Врач узнал первосвященника. Он робко подошел к нему, приложил дрожащую руку к козырьку фуражки и прошептал:

— Было приказано… стрелять в каждого, кто бежит… Эти бежали… за пятым послана погоня…

Первосвященник молча смотрел на труп сына. Президент и король не решались подойти. Антиной улыбался. Закрытые глаза его больше ничего не хотели видеть. Он был свободен.

— Кто отдал приказ стрелять? — хрипло спросил первосвященник.

— Я, ваше святейшество, — молодцевато ответил полицейский офицер, ожидая награды за свою находчивость.

Первосвященник молча вынул револьвер и выстрелил. Офицер упал. Первосвященник повернулся и спокойно сказал президенту и королю:

— Он убил моего сына. Помолчав, он решительно прибавил:

— Все пропало. Случай — вот наш настоящий враг. Теперь ничто не поможет. Едем.

Они сели в автомобиль и молча поехали назад. Гибель надвинулась на них и смотрела в лицо пустыми глазами. Дождь моросил все сильнее. Они въехали в город. Народ успел уже все узнать от какого-то сумасшедшего старика, добежавшего до заставы. Здесь его схватили преследователи, но толпа накинулась на них и освободила старика. Старик кричал:

— Антиной погиб! Антиной убит! Да здравствует революция!

Это известие облетело столицу. Население обезумело. Люди не узнавали друг друга. Все бесцельно бегали по улицам и кричали:

— Он мог бы спасти нас! Он убит! Мы погибнем! Первосвященник услыхал эти крики. Он повернулся к президенту и гордо сказал:

— Вы слышите, как оплакивают моего сына? Да, он мог спасти их. Достаточно того, что они ему верили. Мой… мой сын.

В его словах прозвучала величайшая надменность.

— А кто убил его? — резко спросил король. — Не вы ли сами?

Вдруг автомобиль неожиданно остановился. Толчок был так силен, что пассажиры едва не выпали из него.

Шофер выпрыгнул из автомобиля и начал возиться около машины.

— Ну! — нетерпеливо крикнул первосвященник. — Убью на месте!

— Машина испортилась, — робко ответил шофер, залезая под автомобиль.

Через секунду он выскочил оттуда и в страхе отбежал в сторону.

Автомобиль вдруг задрожал мелкой дрожью. Пассажиры поспешно выскочили из него. Тогда автомобиль яростно зашипел и встал на дыбы. Он тяжело поднялся всем корпусом и проехал несколько шагов на одних задних колесах. Потом он остановился, медленно опустился на все четыре колеса и как будто задумался. Потом медленно наклонился и повернулся на бок. Казалось, как сознательное существо, автомобиль отказывается служить, решает отдохнуть и ложится спать. Только колеса медленно вертелись в воздухе.

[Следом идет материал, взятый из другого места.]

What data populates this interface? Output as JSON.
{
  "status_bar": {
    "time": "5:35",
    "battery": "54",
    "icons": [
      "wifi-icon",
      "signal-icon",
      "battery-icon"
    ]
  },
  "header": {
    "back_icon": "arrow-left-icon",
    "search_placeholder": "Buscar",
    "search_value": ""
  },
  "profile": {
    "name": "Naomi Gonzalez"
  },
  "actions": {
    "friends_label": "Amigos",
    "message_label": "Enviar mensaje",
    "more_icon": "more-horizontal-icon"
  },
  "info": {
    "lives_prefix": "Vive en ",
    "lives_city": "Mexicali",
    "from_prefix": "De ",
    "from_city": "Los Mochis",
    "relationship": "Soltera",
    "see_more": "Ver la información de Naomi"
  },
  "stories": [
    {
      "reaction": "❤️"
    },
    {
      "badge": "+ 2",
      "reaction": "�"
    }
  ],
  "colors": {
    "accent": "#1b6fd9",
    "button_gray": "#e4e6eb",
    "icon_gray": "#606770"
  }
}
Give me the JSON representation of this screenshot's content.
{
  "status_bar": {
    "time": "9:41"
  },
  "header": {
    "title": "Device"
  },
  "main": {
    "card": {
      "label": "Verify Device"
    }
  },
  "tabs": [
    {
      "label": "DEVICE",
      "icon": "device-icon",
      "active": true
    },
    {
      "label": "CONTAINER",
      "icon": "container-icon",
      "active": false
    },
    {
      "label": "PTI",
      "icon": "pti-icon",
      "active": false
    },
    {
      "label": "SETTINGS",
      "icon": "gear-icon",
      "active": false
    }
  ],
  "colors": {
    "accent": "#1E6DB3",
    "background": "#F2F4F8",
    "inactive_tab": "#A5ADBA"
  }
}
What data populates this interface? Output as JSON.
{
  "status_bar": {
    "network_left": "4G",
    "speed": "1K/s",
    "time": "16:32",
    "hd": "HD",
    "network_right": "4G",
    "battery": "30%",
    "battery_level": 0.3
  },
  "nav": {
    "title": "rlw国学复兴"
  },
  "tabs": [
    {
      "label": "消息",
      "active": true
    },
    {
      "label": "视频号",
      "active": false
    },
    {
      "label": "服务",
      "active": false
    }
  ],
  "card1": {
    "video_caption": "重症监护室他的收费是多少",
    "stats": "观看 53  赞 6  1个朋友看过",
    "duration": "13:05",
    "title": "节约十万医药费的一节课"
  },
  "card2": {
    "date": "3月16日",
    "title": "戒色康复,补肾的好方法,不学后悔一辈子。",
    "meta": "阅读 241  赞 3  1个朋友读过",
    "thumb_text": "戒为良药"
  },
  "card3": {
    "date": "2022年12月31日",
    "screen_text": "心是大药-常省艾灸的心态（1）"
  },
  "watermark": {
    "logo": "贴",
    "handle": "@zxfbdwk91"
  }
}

Шофер дико закричал и бросился бежать. За ним кинулись и пассажиры. Мимо бежали люди, и все они также кричали, никто не останавливался, никто не узнавал друг друга, никто не собирался кому-нибудь помочь. По всей столице творилось что-то невероятное. Все машины взбесились в несколько минут. На всех фабриках, на всех заводах царствовал полный хаос. Он вторгался всюду, где была хоть одна машина.

Машины безумствовали. Солнца то зажигались, то меркли, безумно крутясь в небе. Трамваи поднимались на дыбы, рвали провода, давили прохожих. Пустые автомобили сами носились по улицам, разбиваясь о стены. Весь город был покрыт обломками, трупами и корчащимися ранеными. Люди бежали куда глядят глаза, натыкаясь друг на друга, вбегая в дома, прячась в подвалах. Столица мгновенно превратилась в огромный сумасшедший дом, в котором буйным безумцам дали полную свободу. Но безумствовали не только люди — безумствовали вещи, если только они имели связь с машинами. Никто не мог понять, в чем дело. Людям было предоставлено гибнуть, прятаться и сходить с ума.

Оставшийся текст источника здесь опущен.